These are the people we really don’t talk about. We may drive through their towns on a road trip, but it’s never our destination. We may even roll up the windows as we do, and lock the doors. They live in broken down factory or mining towns, and there doesn’t seem to be a lot to hope for.
J.D. Vance is one of them - a hillbilly. He grew up in Ohio, spent time in Kentucky, but always with his people. There are vast numbers of them that stretch across Appalachia and migrated into other states, following the jobs. Vance’s autobiography and account of the mindset and perspectives of the people living in these regions is not only eye opening, but jarring. I know there are millions of poor and undereducated in the U.S., and sometimes see it on the news or come face to face with it on the street - for a fleeting moment.
Vance was born into a family that had it a little better than some. Early in their marriage, his grandparents moved from their Kentucky roots to Ohio to find a better life. They had three children with varying degrees of success in their adult lives. Vance effectively takes us along with him through the rollercoaster of his life - multiple father figures, his mother’s mental illness and addiction, poverty, abysmal nutrition, and continuous moves. There is no way a child can become a normally functioning adult in that kind of environment, let alone thrive in it.

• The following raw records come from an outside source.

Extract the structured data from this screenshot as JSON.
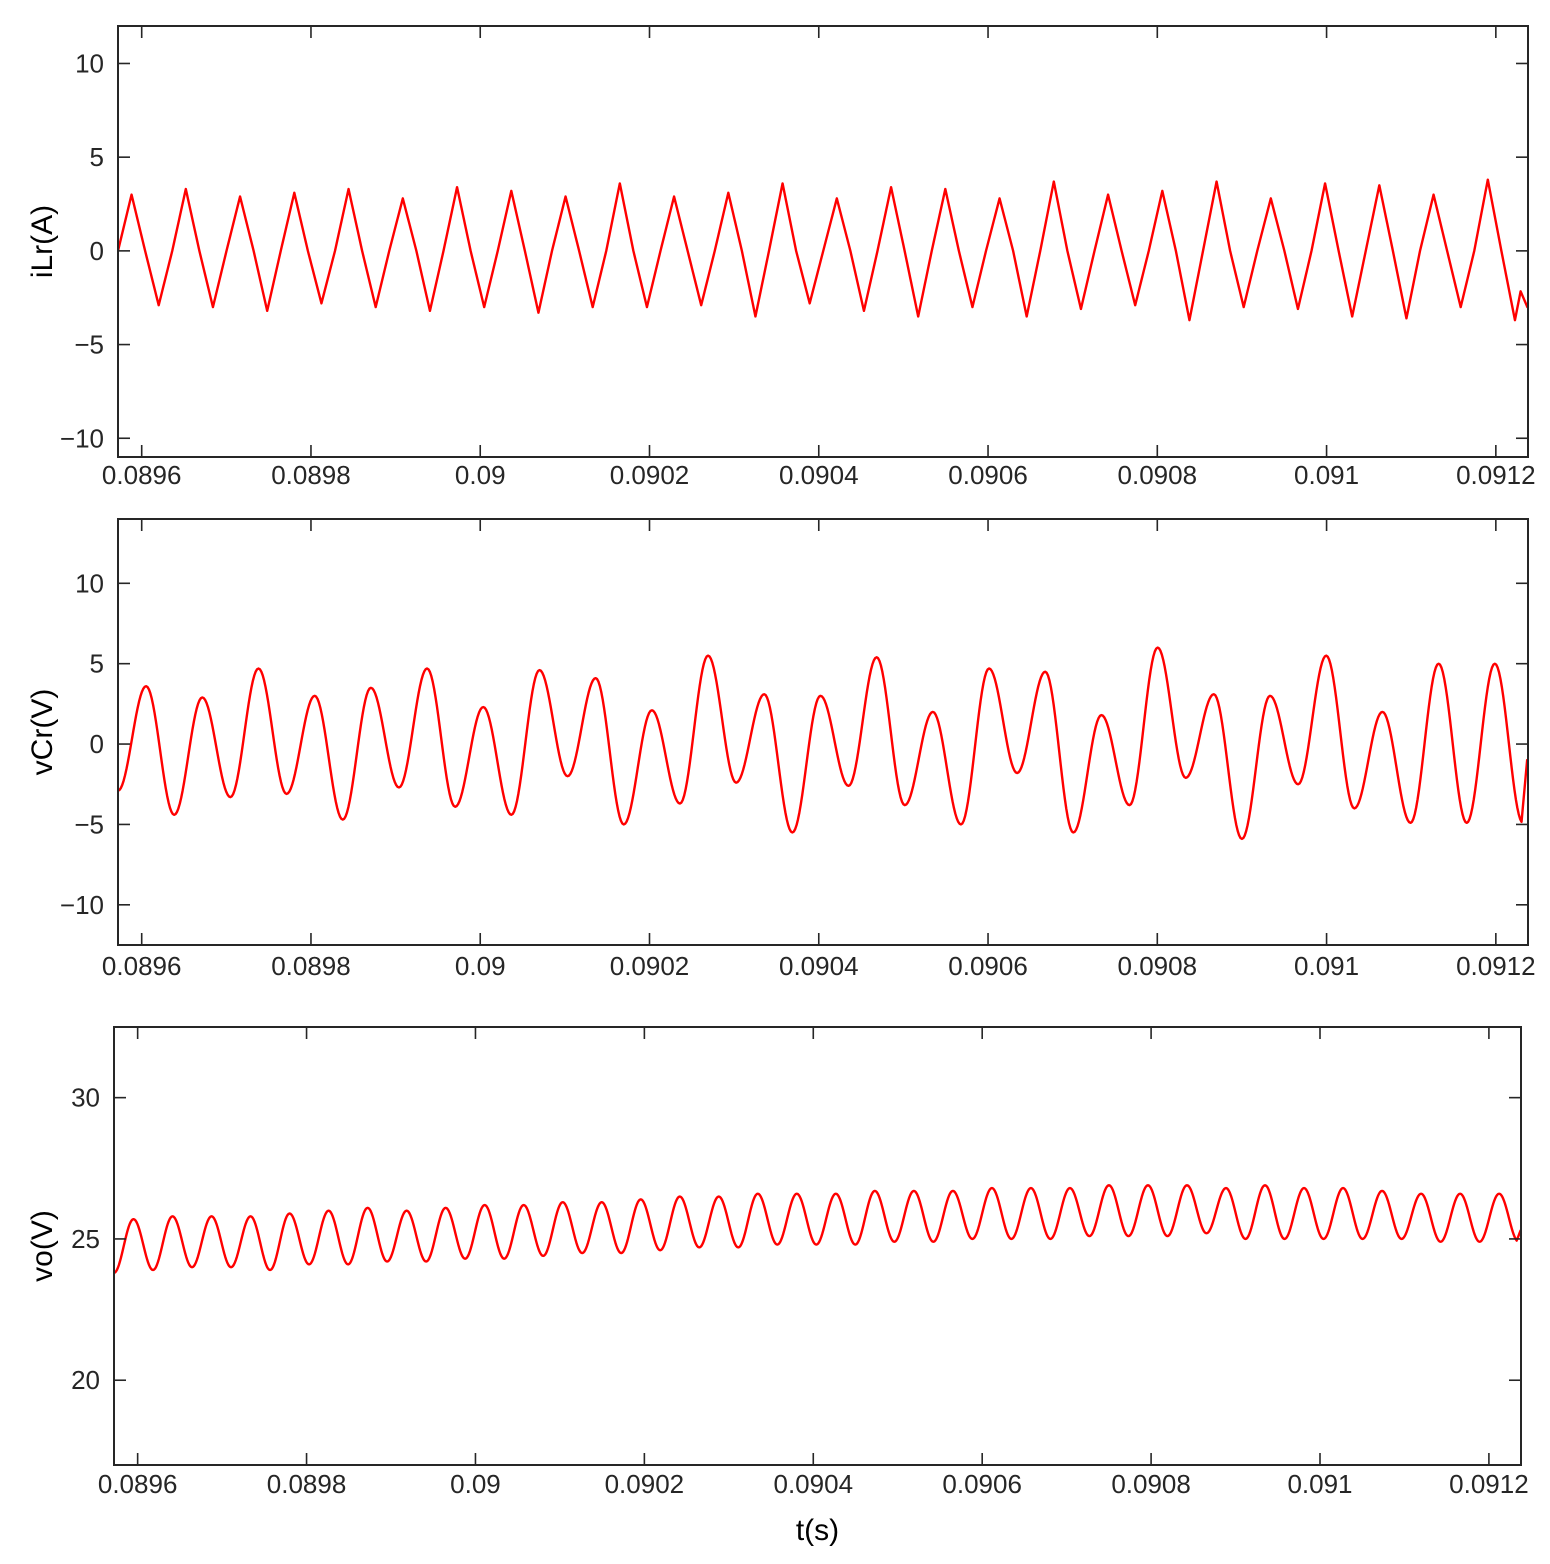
{
  "chart_data": [
    {
      "type": "line",
      "ylabel": "iLr(A)",
      "xlabel": "",
      "xlim": [
        0.089572,
        0.091238
      ],
      "ylim": [
        -11,
        12
      ],
      "yticks": [
        -10,
        -5,
        0,
        5,
        10
      ],
      "ytick_labels": [
        "−10",
        "−5",
        "0",
        "5",
        "10"
      ],
      "xticks": [
        0.0896,
        0.0898,
        0.09,
        0.0902,
        0.0904,
        0.0906,
        0.0908,
        0.091,
        0.0912
      ],
      "xtick_labels": [
        "0.0896",
        "0.0898",
        "0.09",
        "0.0902",
        "0.0904",
        "0.0906",
        "0.0908",
        "0.091",
        "0.0912"
      ],
      "grid": false,
      "series": [
        {
          "color": "#ff0000",
          "waveform": "triangular",
          "start_time": 0.089572,
          "period": 6.41e-05,
          "start_phase": 0.0,
          "offset": 0,
          "peaks": [
            3.0,
            3.3,
            2.9,
            3.1,
            3.3,
            2.8,
            3.4,
            3.2,
            2.9,
            3.6,
            2.9,
            3.1,
            3.6,
            2.8,
            3.4,
            3.3,
            2.8,
            3.7,
            3.0,
            3.2,
            3.7,
            2.8,
            3.6,
            3.5,
            3.0,
            3.8,
            3.1,
            3.0
          ],
          "troughs": [
            -2.9,
            -3.0,
            -3.2,
            -2.8,
            -3.0,
            -3.2,
            -3.0,
            -3.3,
            -3.0,
            -3.0,
            -2.9,
            -3.5,
            -2.8,
            -3.2,
            -3.5,
            -3.0,
            -3.5,
            -3.1,
            -2.9,
            -3.7,
            -3.0,
            -3.1,
            -3.5,
            -3.6,
            -3.0,
            -3.7,
            -3.1,
            -3.0
          ],
          "end_value": -3.0
        }
      ]
    },
    {
      "type": "line",
      "ylabel": "vCr(V)",
      "xlabel": "",
      "xlim": [
        0.089572,
        0.091238
      ],
      "ylim": [
        -12.5,
        14
      ],
      "yticks": [
        -10,
        -5,
        0,
        5,
        10
      ],
      "ytick_labels": [
        "−10",
        "−5",
        "0",
        "5",
        "10"
      ],
      "xticks": [
        0.0896,
        0.0898,
        0.09,
        0.0902,
        0.0904,
        0.0906,
        0.0908,
        0.091,
        0.0912
      ],
      "xtick_labels": [
        "0.0896",
        "0.0898",
        "0.09",
        "0.0902",
        "0.0904",
        "0.0906",
        "0.0908",
        "0.091",
        "0.0912"
      ],
      "grid": false,
      "series": [
        {
          "color": "#ff0000",
          "waveform": "sinusoidal",
          "start_time": 0.089572,
          "period": 6.64e-05,
          "start_phase": 0.75,
          "offset": 0,
          "peaks": [
            4.3,
            3.6,
            2.9,
            4.7,
            3.0,
            3.5,
            4.7,
            2.3,
            4.6,
            4.1,
            2.1,
            5.5,
            3.1,
            3.0,
            5.4,
            2.0,
            4.7,
            4.5,
            1.8,
            6.0,
            3.1,
            3.0,
            5.5,
            2.0,
            5.0
          ],
          "troughs": [
            -2.9,
            -4.4,
            -3.3,
            -3.1,
            -4.7,
            -2.7,
            -3.9,
            -4.4,
            -2.0,
            -5.0,
            -3.7,
            -2.4,
            -5.5,
            -2.6,
            -3.8,
            -5.0,
            -1.8,
            -5.5,
            -3.8,
            -2.1,
            -5.9,
            -2.5,
            -4.0,
            -4.9
          ],
          "end_value": -1.0
        }
      ]
    },
    {
      "type": "line",
      "ylabel": "vo(V)",
      "xlabel": "t(s)",
      "xlim": [
        0.089572,
        0.091238
      ],
      "ylim": [
        17,
        32.5
      ],
      "yticks": [
        20,
        25,
        30
      ],
      "ytick_labels": [
        "20",
        "25",
        "30"
      ],
      "xticks": [
        0.0896,
        0.0898,
        0.09,
        0.0902,
        0.0904,
        0.0906,
        0.0908,
        0.091,
        0.0912
      ],
      "xtick_labels": [
        "0.0896",
        "0.0898",
        "0.09",
        "0.0902",
        "0.0904",
        "0.0906",
        "0.0908",
        "0.091",
        "0.0912"
      ],
      "grid": false,
      "series": [
        {
          "color": "#ff0000",
          "waveform": "sinusoidal",
          "start_time": 0.089572,
          "period": 4.62e-05,
          "start_phase": 0.75,
          "offset": 0,
          "peaks": [
            25.6,
            25.7,
            25.8,
            25.8,
            25.8,
            25.9,
            26.0,
            26.1,
            26.0,
            26.1,
            26.2,
            26.2,
            26.3,
            26.3,
            26.4,
            26.5,
            26.5,
            26.6,
            26.6,
            26.6,
            26.7,
            26.7,
            26.7,
            26.8,
            26.8,
            26.8,
            26.9,
            26.9,
            26.9,
            26.8,
            26.9,
            26.8,
            26.8,
            26.7,
            26.6,
            26.6
          ],
          "troughs": [
            23.8,
            23.9,
            24.0,
            24.0,
            23.9,
            24.1,
            24.1,
            24.2,
            24.2,
            24.3,
            24.3,
            24.4,
            24.5,
            24.5,
            24.6,
            24.7,
            24.7,
            24.8,
            24.8,
            24.8,
            24.9,
            24.9,
            25.0,
            25.0,
            25.0,
            25.1,
            25.1,
            25.1,
            25.2,
            25.0,
            25.0,
            25.0,
            25.0,
            25.0,
            24.9,
            24.9
          ],
          "end_value": 25.3
        }
      ]
    }
  ]
}
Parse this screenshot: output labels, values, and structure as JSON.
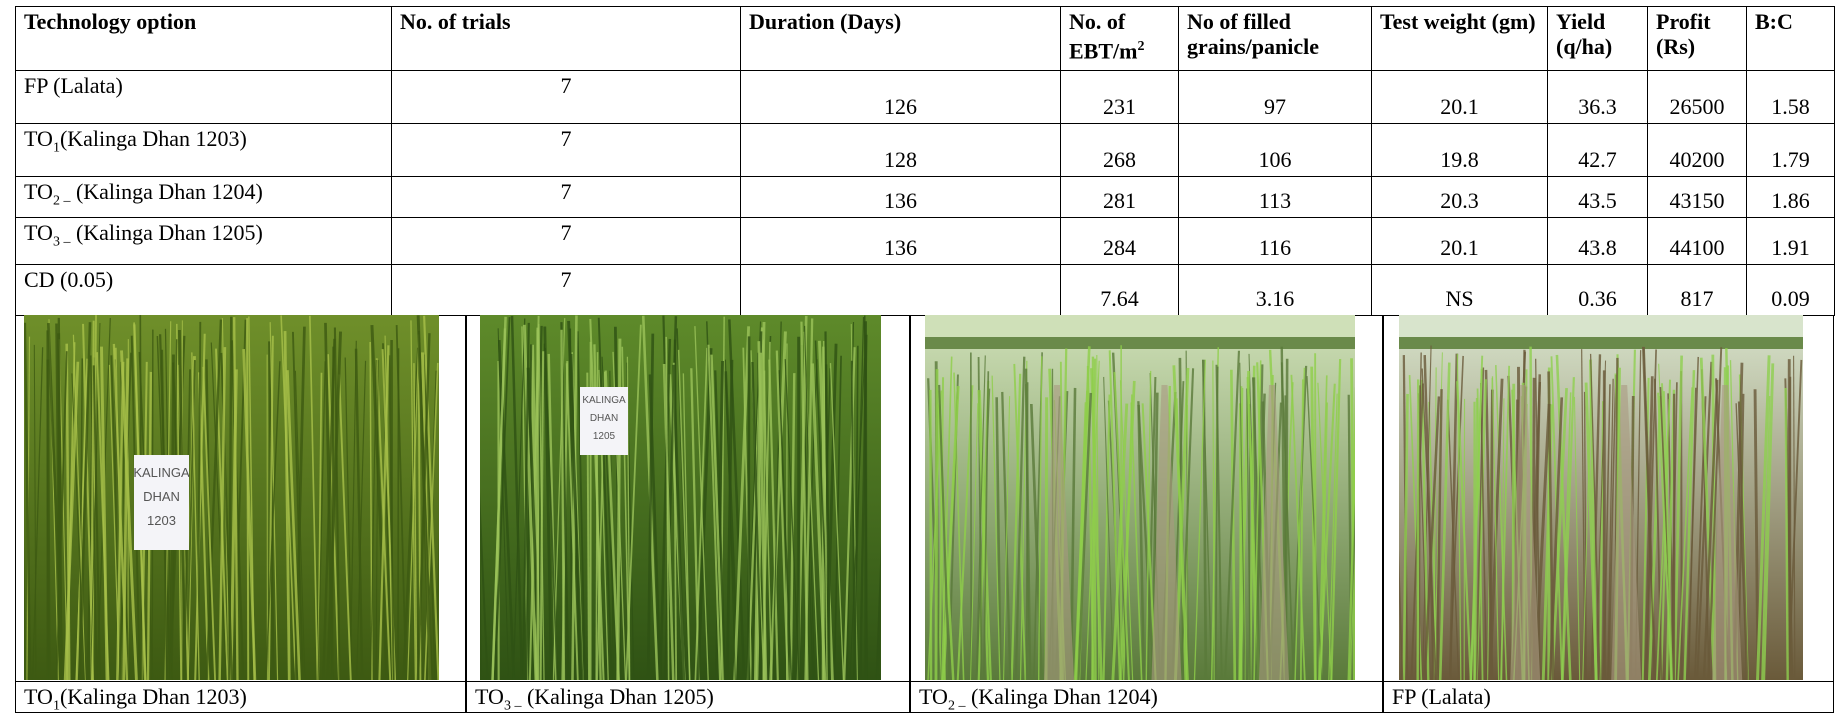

But Vance was very fortunate. And in the book, you’ll realize that his path to providence was anything but conventional. But ‘made it’ he did to become a Yale law school graduate thanks to his close relationship with his grandparents, his sister, and a few caring people along the way. His grandparents were rough, crude, and had little academic education, but they had the foresight to understand the next generation had to move beyond manual labor jobs, “working with their mind, not their hands.” They gave Vance a strong work ethic and a reason to strive for more than the majority in his community. They taught him to stay off the entitlement programs even when many others were wrongly taking advantage of it. And they provided faith, love, and stability which his parents could not.
As part of the overall landscape in the book, Vance touches on political views and how they’ve shifted over time. While his drug addicted neighbors lived off the dole, eating t-bone steaks, Vance worked at a grocery store and saw the taxes eat into his small wage, wondering if the “party of the working man” really was. And the folks living in Section 8 housing looked a lot like Vance and his grandmother. They are full on contradictions, as many of us are, in a community with deeper issues trying survive their lives of drugs, fights, and financial troubles.
Vance does not simply provide anecdotal evaluations of conditions in the rust belt. He also sites academic studies about American working class struggles, education, and income, including the work of Raj Chetty, an economist who has been consulted by Democrat and Republican lawmakers alike. What we read in Hillbilly Elegy is an honest disclosure of a cycle of despair and hopelessness.
The prose is not remarkable, but the story is. With Vance as an exception, unfortunately, we need to come to grips with the fact there are millions of poor, uneducated people living in America with little hope or assistance to change. I don’t know all the answers, but we should start asking a lot more questions and working on solutions for the children of these communities so we can pave a brighter path for the next generation.